Cover der BMFSFJ-Broschüre "Eltern sein in Deutschland"
© Bundesministerium für Familie, Senioren, Frauen und Jugend

Häufig entscheiden sich Eltern aufgrund wirtschaftlicher Zwänge und Anreize für die geschlechtsspezifische Rollenaufteilung. Vor allem das Steuer- und Krankenversicherungssystem hemmt aktuell eine ausgeglichene Aufgabenteilung. Der Familienbericht wird im Auftrag der Bundesregierung in jeder zweiten Legislaturperiode erstellt. Er dient dazu, die Politik zu informieren und zu zeigen, wie Familien wirksam und nachhaltig gefördert werden können.
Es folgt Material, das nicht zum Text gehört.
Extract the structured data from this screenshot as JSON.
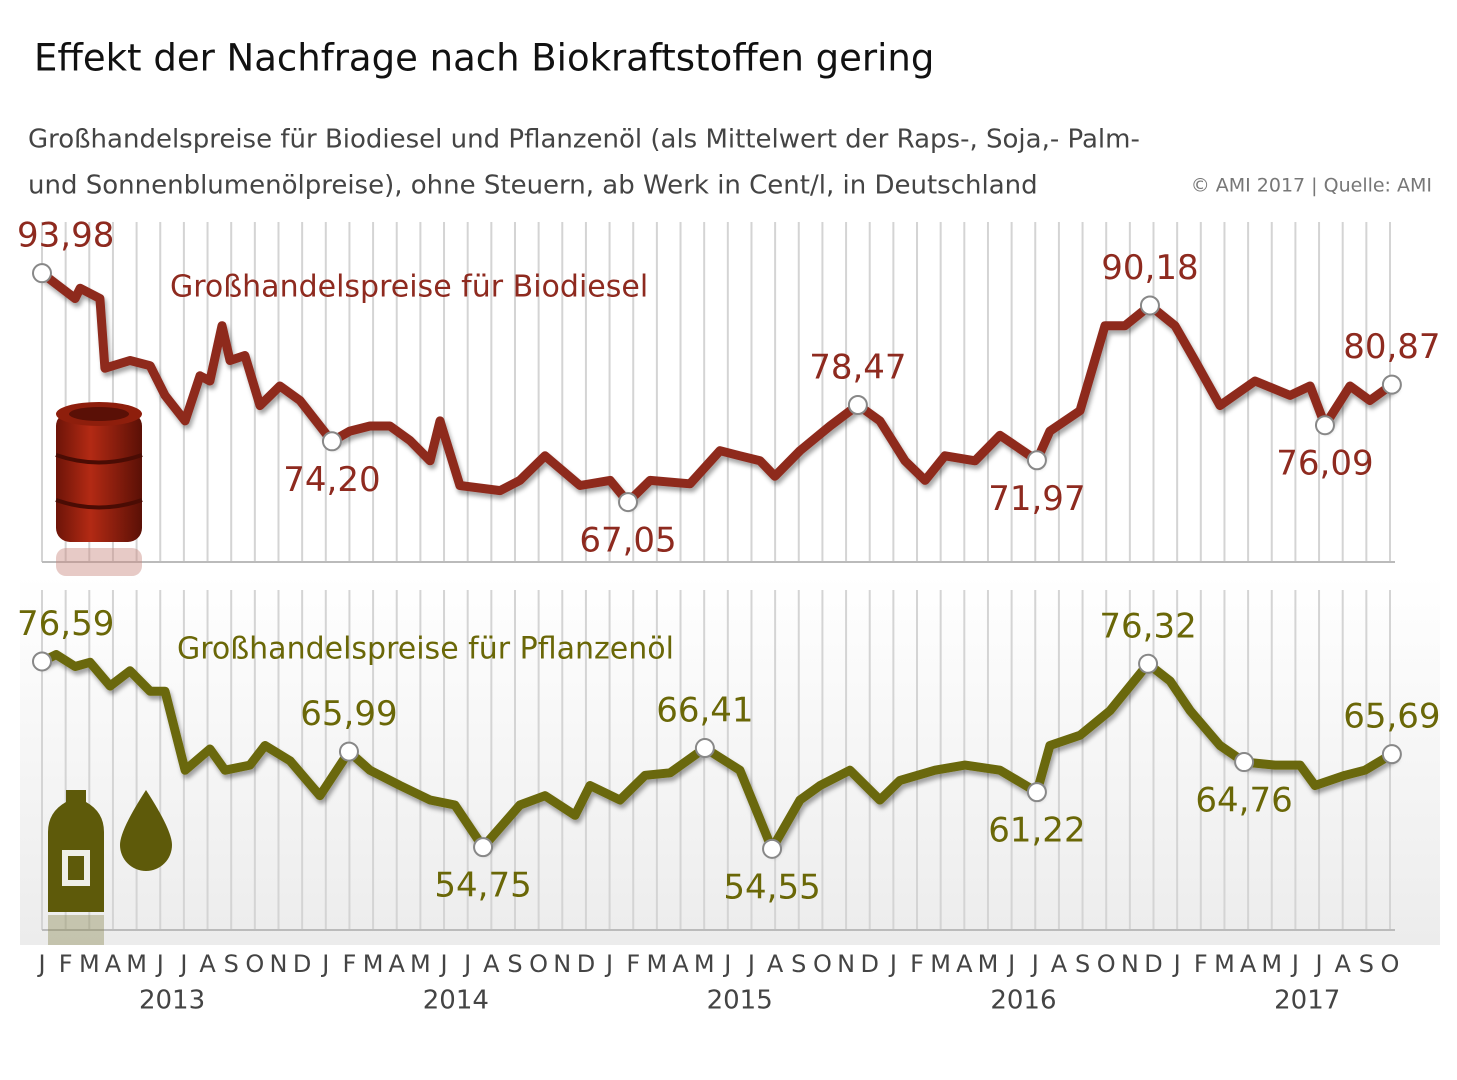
{
  "title": "Effekt der Nachfrage nach Biokraftstoffen gering",
  "subtitle": [
    "Großhandelspreise für Biodiesel und Pflanzenöl (als Mittelwert der Raps-, Soja,- Palm-",
    "und Sonnenblumenölpreise), ohne Steuern, ab Werk in Cent/l, in Deutschland"
  ],
  "source": "© AMI 2017 | Quelle: AMI",
  "chart_data": [
    {
      "type": "line",
      "xlim": [
        0,
        57
      ],
      "ylim": [
        60,
        100
      ],
      "grid": true,
      "series": [
        {
          "name": "Großhandelspreise für Biodiesel",
          "color": "#8e2a1f",
          "x": [
            0,
            1.4,
            1.61,
            2.45,
            2.66,
            3.72,
            4.57,
            5.2,
            6.05,
            6.68,
            7.1,
            7.61,
            7.95,
            8.58,
            9.22,
            10.06,
            10.91,
            12.26,
            13.02,
            13.87,
            14.71,
            15.56,
            16.41,
            16.83,
            17.67,
            19.37,
            20.21,
            21.27,
            22.75,
            24.02,
            24.78,
            25.71,
            27.4,
            28.67,
            29.51,
            30.36,
            30.99,
            32.05,
            33.32,
            34.5,
            35.43,
            36.49,
            37.34,
            38.18,
            39.45,
            40.51,
            42.07,
            42.62,
            43.89,
            44.95,
            45.79,
            46.85,
            47.91,
            48.75,
            49.81,
            51.29,
            52.77,
            53.62,
            54.25,
            55.31,
            56.15,
            57.08
          ],
          "values": [
            93.98,
            91.0,
            92.2,
            91.0,
            82.8,
            83.7,
            83.1,
            79.6,
            76.6,
            81.9,
            81.3,
            87.8,
            83.7,
            84.3,
            78.4,
            80.7,
            79.0,
            74.2,
            75.4,
            76.0,
            76.0,
            74.3,
            71.9,
            76.6,
            69.0,
            68.4,
            69.6,
            72.5,
            69.0,
            69.6,
            67.05,
            69.6,
            69.2,
            73.1,
            72.5,
            71.9,
            70.1,
            73.1,
            76.0,
            78.47,
            76.6,
            71.9,
            69.6,
            72.5,
            71.9,
            74.9,
            71.97,
            75.4,
            77.8,
            87.8,
            87.8,
            90.18,
            87.8,
            83.7,
            78.4,
            81.3,
            79.6,
            80.7,
            76.09,
            80.7,
            79.0,
            80.87
          ],
          "value_labels": [
            "93,98",
            null,
            null,
            null,
            null,
            null,
            null,
            null,
            null,
            null,
            null,
            null,
            null,
            null,
            null,
            null,
            null,
            "74,20",
            null,
            null,
            null,
            null,
            null,
            null,
            null,
            null,
            null,
            null,
            null,
            null,
            "67,05",
            null,
            null,
            null,
            null,
            null,
            null,
            null,
            null,
            "78,47",
            null,
            null,
            null,
            null,
            null,
            null,
            "71,97",
            null,
            null,
            null,
            null,
            "90,18",
            null,
            null,
            null,
            null,
            null,
            null,
            "76,09",
            null,
            null,
            "80,87"
          ]
        }
      ]
    },
    {
      "type": "line",
      "xlim": [
        0,
        57
      ],
      "ylim": [
        45,
        85
      ],
      "grid": true,
      "series": [
        {
          "name": "Großhandelspreise für Pflanzenöl",
          "color": "#6a6707",
          "x": [
            0,
            0.6,
            1.4,
            2.03,
            2.88,
            3.72,
            4.57,
            5.2,
            6.05,
            7.1,
            7.74,
            8.79,
            9.43,
            10.49,
            11.75,
            12.98,
            13.87,
            15.14,
            16.41,
            17.46,
            18.65,
            20.21,
            21.27,
            22.54,
            23.17,
            24.44,
            25.5,
            26.56,
            28.03,
            29.51,
            30.87,
            32.05,
            32.9,
            34.16,
            35.43,
            36.28,
            37.76,
            39.03,
            40.51,
            42.07,
            42.62,
            43.89,
            45.16,
            46.77,
            47.7,
            48.55,
            49.81,
            50.83,
            52.14,
            53.2,
            53.83,
            55.1,
            55.94,
            57.08
          ],
          "values": [
            76.59,
            77.4,
            76.0,
            76.5,
            73.7,
            75.5,
            73.1,
            73.1,
            63.8,
            66.3,
            63.8,
            64.4,
            66.7,
            64.9,
            60.8,
            65.99,
            63.8,
            62.0,
            60.3,
            59.7,
            54.75,
            59.7,
            60.8,
            58.5,
            62.0,
            60.3,
            63.2,
            63.5,
            66.41,
            63.8,
            54.55,
            60.3,
            62.0,
            63.8,
            60.3,
            62.6,
            63.8,
            64.4,
            63.8,
            61.22,
            66.7,
            67.9,
            70.8,
            76.32,
            74.3,
            70.8,
            66.7,
            64.76,
            64.4,
            64.4,
            62.0,
            63.2,
            63.8,
            65.69
          ],
          "value_labels": [
            "76,59",
            null,
            null,
            null,
            null,
            null,
            null,
            null,
            null,
            null,
            null,
            null,
            null,
            null,
            null,
            "65,99",
            null,
            null,
            null,
            null,
            "54,75",
            null,
            null,
            null,
            null,
            null,
            null,
            null,
            "66,41",
            null,
            "54,55",
            null,
            null,
            null,
            null,
            null,
            null,
            null,
            null,
            "61,22",
            null,
            null,
            null,
            "76,32",
            null,
            null,
            null,
            "64,76",
            null,
            null,
            null,
            null,
            null,
            "65,69"
          ]
        }
      ],
      "xticks": [
        {
          "value": 0,
          "label": "J"
        },
        {
          "value": 1,
          "label": "F"
        },
        {
          "value": 2,
          "label": "M"
        },
        {
          "value": 3,
          "label": "A"
        },
        {
          "value": 4,
          "label": "M"
        },
        {
          "value": 5,
          "label": "J"
        },
        {
          "value": 6,
          "label": "J"
        },
        {
          "value": 7,
          "label": "A"
        },
        {
          "value": 8,
          "label": "S"
        },
        {
          "value": 9,
          "label": "O"
        },
        {
          "value": 10,
          "label": "N"
        },
        {
          "value": 11,
          "label": "D"
        },
        {
          "value": 12,
          "label": "J"
        },
        {
          "value": 13,
          "label": "F"
        },
        {
          "value": 14,
          "label": "M"
        },
        {
          "value": 15,
          "label": "A"
        },
        {
          "value": 16,
          "label": "M"
        },
        {
          "value": 17,
          "label": "J"
        },
        {
          "value": 18,
          "label": "J"
        },
        {
          "value": 19,
          "label": "A"
        },
        {
          "value": 20,
          "label": "S"
        },
        {
          "value": 21,
          "label": "O"
        },
        {
          "value": 22,
          "label": "N"
        },
        {
          "value": 23,
          "label": "D"
        },
        {
          "value": 24,
          "label": "J"
        },
        {
          "value": 25,
          "label": "F"
        },
        {
          "value": 26,
          "label": "M"
        },
        {
          "value": 27,
          "label": "A"
        },
        {
          "value": 28,
          "label": "M"
        },
        {
          "value": 29,
          "label": "J"
        },
        {
          "value": 30,
          "label": "J"
        },
        {
          "value": 31,
          "label": "A"
        },
        {
          "value": 32,
          "label": "S"
        },
        {
          "value": 33,
          "label": "O"
        },
        {
          "value": 34,
          "label": "N"
        },
        {
          "value": 35,
          "label": "D"
        },
        {
          "value": 36,
          "label": "J"
        },
        {
          "value": 37,
          "label": "F"
        },
        {
          "value": 38,
          "label": "M"
        },
        {
          "value": 39,
          "label": "A"
        },
        {
          "value": 40,
          "label": "M"
        },
        {
          "value": 41,
          "label": "J"
        },
        {
          "value": 42,
          "label": "J"
        },
        {
          "value": 43,
          "label": "A"
        },
        {
          "value": 44,
          "label": "S"
        },
        {
          "value": 45,
          "label": "O"
        },
        {
          "value": 46,
          "label": "N"
        },
        {
          "value": 47,
          "label": "D"
        },
        {
          "value": 48,
          "label": "J"
        },
        {
          "value": 49,
          "label": "F"
        },
        {
          "value": 50,
          "label": "M"
        },
        {
          "value": 51,
          "label": "A"
        },
        {
          "value": 52,
          "label": "M"
        },
        {
          "value": 53,
          "label": "J"
        },
        {
          "value": 54,
          "label": "J"
        },
        {
          "value": 55,
          "label": "A"
        },
        {
          "value": 56,
          "label": "S"
        },
        {
          "value": 57,
          "label": "O"
        }
      ],
      "year_ticks": [
        {
          "value": 5.5,
          "label": "2013"
        },
        {
          "value": 17.5,
          "label": "2014"
        },
        {
          "value": 29.5,
          "label": "2015"
        },
        {
          "value": 41.5,
          "label": "2016"
        },
        {
          "value": 53.5,
          "label": "2017"
        }
      ]
    }
  ]
}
Grundlage des Berichts ist die Untersuchung der aktuellen Lebenswirklichkeit von Eltern und Kindern durch eine unabhängige Sachverständigenkommission aus Wissenschaftlerinnen und Wissenschaftlern. Die Kommission betrachtet für ihre Empfehlungen die unterschiedlichsten Bereiche des Elternseins von der wachsenden Diversität von Familien bis hin zur wirtschaftlichen Absicherung.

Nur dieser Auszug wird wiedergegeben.